Taming the Beast: How to Deal With Strange and Unusual Music

Yoko Rosenbaum on October 3, 2013

For the past two summers, I have been faced with the daunting task of embracing and performing music that I wouldn’t have otherwise dared to tackle.

Last year, when I was 13, I participated in my third summer at Music@Menlo. For my third week repertoire, I was assigned Schnittke’s Homage to Stravinsky, Prokofiev, and Shostakovich for one piano, six hands. Setting aside the pure logistical difficulties that ensued with trying to fit three pianists at one keyboard, the music itself was something quite alien to me.

I’d always considered myself a lover of composers such as Bach, Beethoven, and Chopin and while they were certainly revolutionaries of their times, their styles still coincided with what a non-classical music lover would perceive as conventional classical music. As a still-budding musician, I had little exposure to more contemporary composers that I would soon be highly involved with.

At the time I received my repertoire list, I vaguely knew of Alfred Schnittke, a contemporary Russian composer, whose Concerto Grosso No. 1 is arguably his best known work. And though I had certainly been faced with music I was not immediately comfortable with, I had never been unable to connect with a piece of music. That is, until Schnittke’s Homage.

Jumping from one style to the next, measure after measure, merely sight-reading the score set my head spinning. I was completely lost as to which method to use in order to tackle this piece; it was unlike anything I’d ever encountered.

After listening to multiple recordings of the piece several times a day just to study the complex rhythms that intertwined with each of the three parts, I finally learned the basic framework well enough to begin to understand the piece. And much to my surprise, once I was able to rehearse with the other two pianists, the week we spent on Schnittke’s Homage became one of the most memorable experiences that I’ve had at Music@Menlo.

All musicians are faced with challenges throughout their careers and I know without having to stretch my limits, I would never grow.

This past summer, I was fortunate enough to have another similar experience: I was assigned to play the first part of The Rite of Spring, arranged for four hands, alongside one my Schnittke partners. But this time, I was prepared to tackle the musical beast. By listening to an orchestra recording while simultaneously following along with the piano score and marking which specific instrument I was imitating at any given point, I was able to bridge the gap between the highly diverse orchestral version and what some might call the stripped-down piano transcription.

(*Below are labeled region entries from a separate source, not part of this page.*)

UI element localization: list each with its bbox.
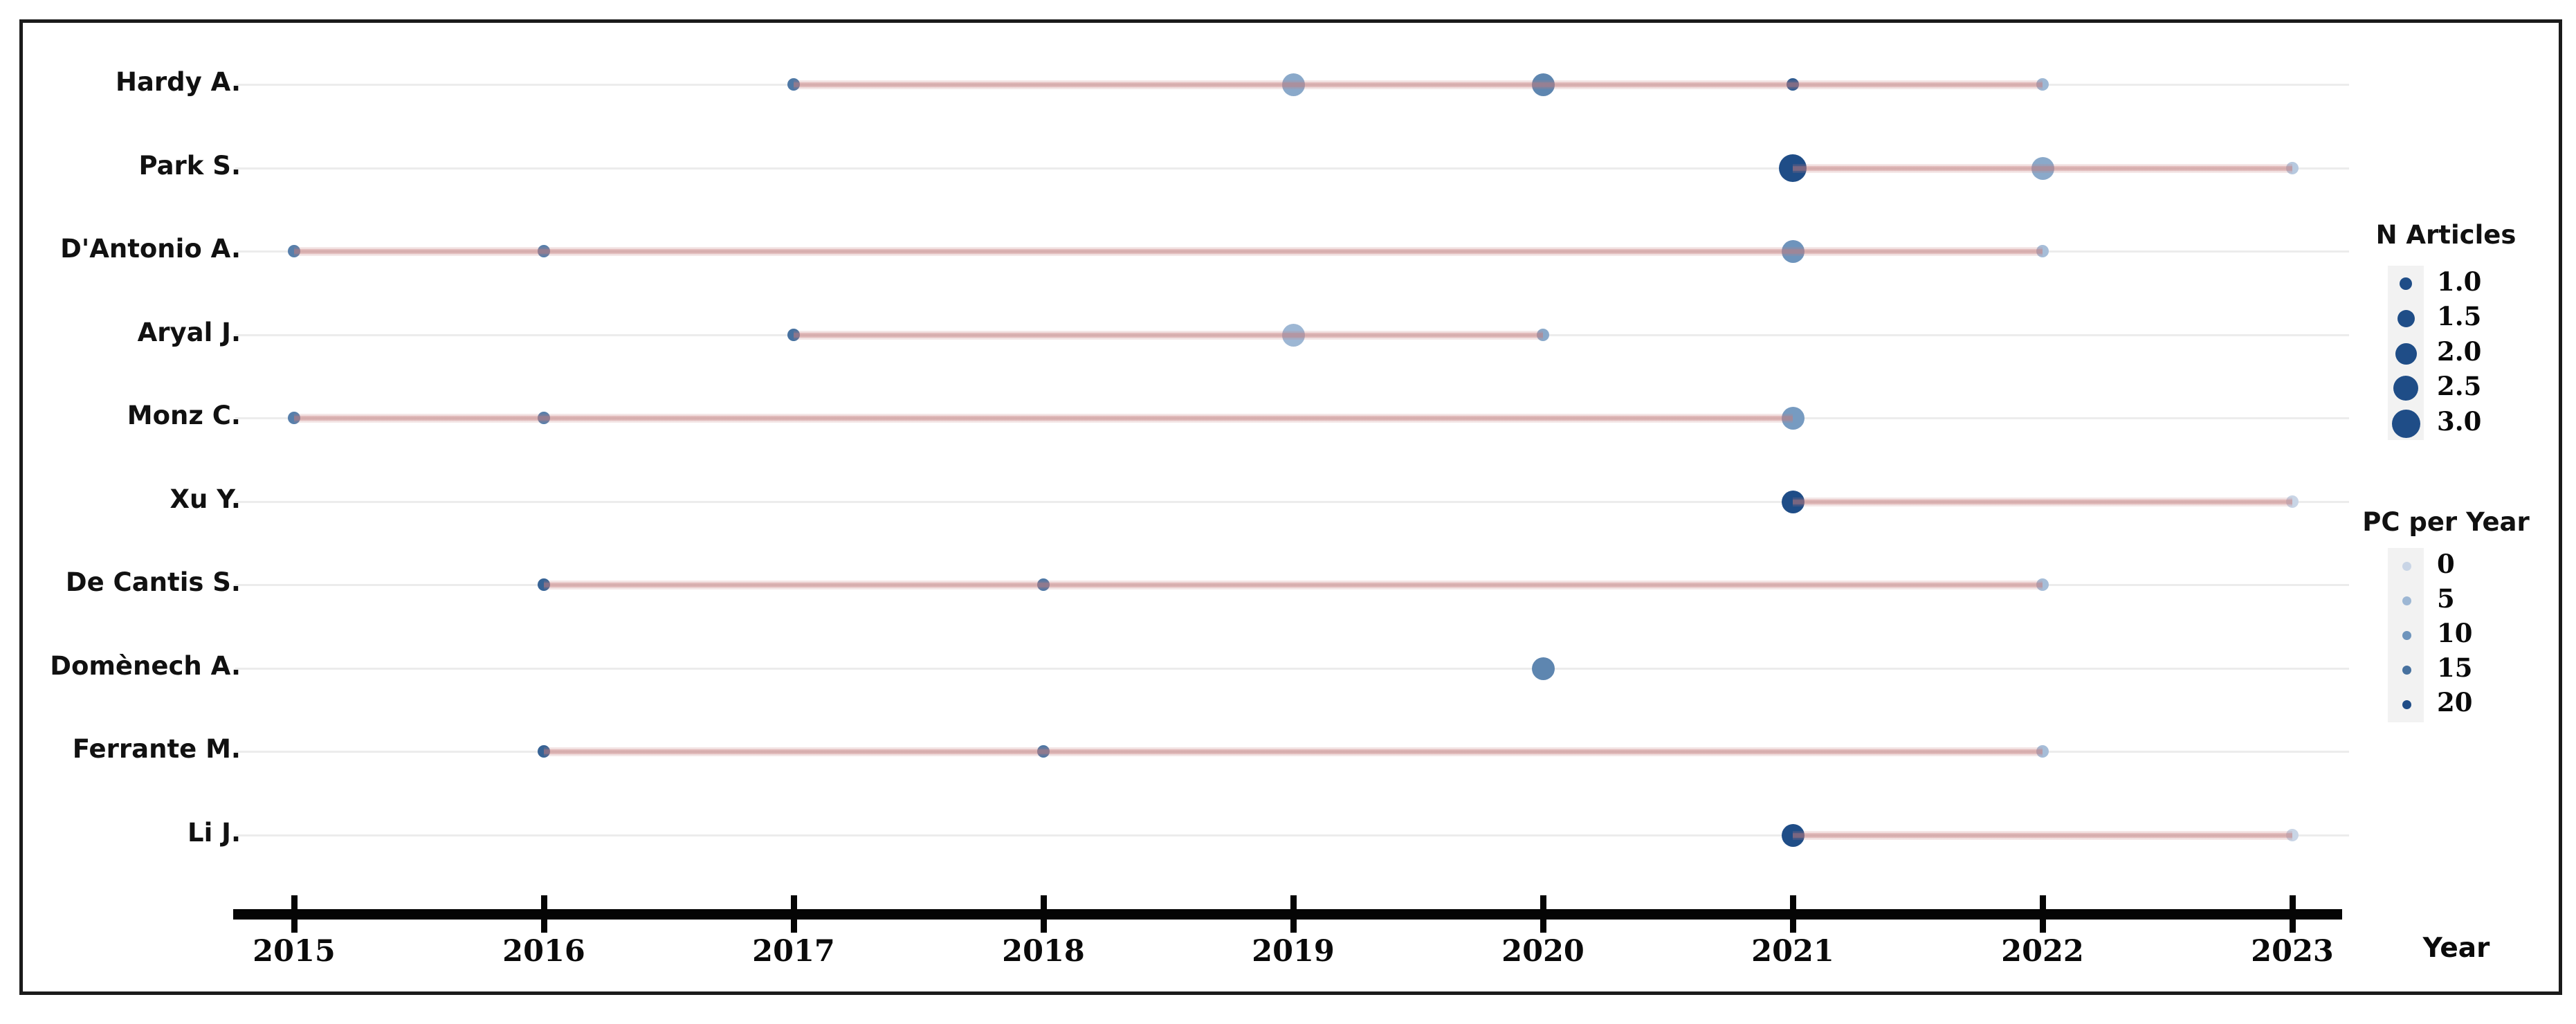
x-axis-tick	[1290, 895, 1297, 933]
color-legend-dot	[2402, 561, 2411, 571]
author-label: Ferrante M.	[72, 734, 241, 764]
x-axis-line	[233, 909, 2342, 920]
author-label: Xu Y.	[170, 484, 241, 514]
size-legend-value: 2.0	[2437, 336, 2482, 367]
author-label: De Cantis S.	[65, 567, 241, 597]
size-legend-dot	[2391, 409, 2420, 438]
x-axis-tick	[1790, 895, 1796, 933]
color-legend-title: PC per Year	[2362, 507, 2530, 537]
size-legend-dot	[2400, 277, 2412, 290]
color-legend-dot	[2402, 700, 2411, 709]
author-label: Park S.	[138, 151, 241, 181]
year-tick-label: 2021	[1751, 934, 1834, 969]
row-guide-line	[235, 834, 2349, 836]
size-legend-dot	[2393, 376, 2418, 401]
timeline-line	[1793, 497, 2292, 506]
color-legend-value: 20	[2437, 687, 2473, 717]
timeline-line	[794, 331, 1543, 340]
year-tick-label: 2019	[1252, 934, 1335, 969]
x-axis-tick	[2040, 895, 2046, 933]
timeline-line	[544, 580, 2043, 589]
color-legend-dot	[2402, 596, 2411, 605]
x-axis-tick	[1540, 895, 1546, 933]
x-axis-tick	[1041, 895, 1047, 933]
timeline-line	[294, 247, 2043, 256]
x-axis-title: Year	[2422, 933, 2490, 964]
color-legend-value: 10	[2437, 618, 2473, 648]
row-guide-line	[235, 167, 2349, 170]
data-point	[1531, 657, 1555, 680]
x-axis-tick	[291, 895, 298, 933]
color-legend-value: 5	[2437, 583, 2455, 614]
color-legend-value: 0	[2437, 549, 2455, 579]
timeline-line	[1793, 831, 2292, 840]
author-label: Hardy A.	[115, 67, 241, 97]
year-tick-label: 2016	[502, 934, 585, 969]
author-label: Domènech A.	[50, 651, 241, 681]
size-legend-title: N Articles	[2375, 220, 2516, 250]
year-tick-label: 2015	[253, 934, 336, 969]
author-label: Li J.	[188, 818, 241, 848]
year-tick-label: 2018	[1002, 934, 1085, 969]
size-legend-value: 1.0	[2437, 266, 2482, 297]
row-guide-line	[235, 668, 2349, 670]
size-legend-value: 3.0	[2437, 406, 2482, 437]
year-tick-label: 2023	[2251, 934, 2334, 969]
timeline-line	[544, 747, 2043, 756]
year-tick-label: 2022	[2001, 934, 2084, 969]
size-legend-value: 2.5	[2437, 371, 2482, 401]
size-legend-dot	[2395, 342, 2417, 365]
x-axis-tick	[2290, 895, 2296, 933]
author-label: Monz C.	[127, 401, 241, 430]
color-legend-value: 15	[2437, 652, 2473, 683]
color-legend-dot	[2402, 665, 2411, 675]
timeline-line	[794, 80, 2043, 89]
year-tick-label: 2017	[752, 934, 835, 969]
x-axis-tick	[791, 895, 797, 933]
color-legend-dot	[2402, 630, 2411, 640]
timeline-line	[294, 414, 1793, 423]
author-label: Aryal J.	[137, 318, 241, 347]
row-guide-line	[235, 501, 2349, 503]
year-tick-label: 2020	[1501, 934, 1584, 969]
timeline-line	[1793, 164, 2292, 173]
x-axis-tick	[541, 895, 547, 933]
author-label: D'Antonio A.	[60, 234, 241, 264]
size-legend-value: 1.5	[2437, 301, 2482, 331]
size-legend-dot	[2397, 309, 2415, 327]
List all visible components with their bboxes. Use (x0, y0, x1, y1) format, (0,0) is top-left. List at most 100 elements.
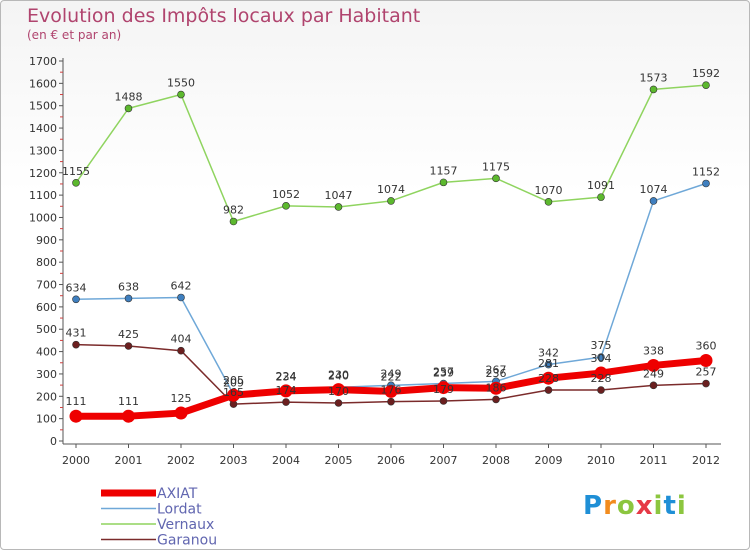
data-label-garanou: 249 (643, 367, 664, 380)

While there is no singular way to approach music that we aren’t comfortable with, getting to know the score inside and out is a good initial strategy. Listening to several high-caliber recordings helped me become acquainted with the sound of the music before facing the challenge of making the piece my own. Although I may not immediately love the work, I feel it is a musician’s duty to overcome whatever resistance might arise, solely focus on the music, and always keep an open mind. All musicians are faced with challenges throughout their careers and I know without having to stretch my limits, I would never grow.

Currently, thanks to my up-close and personal experience with the first part of The Rite of Spring, Stravinsky ranks as one of my favorite composers. It is now time for me to learn the second part!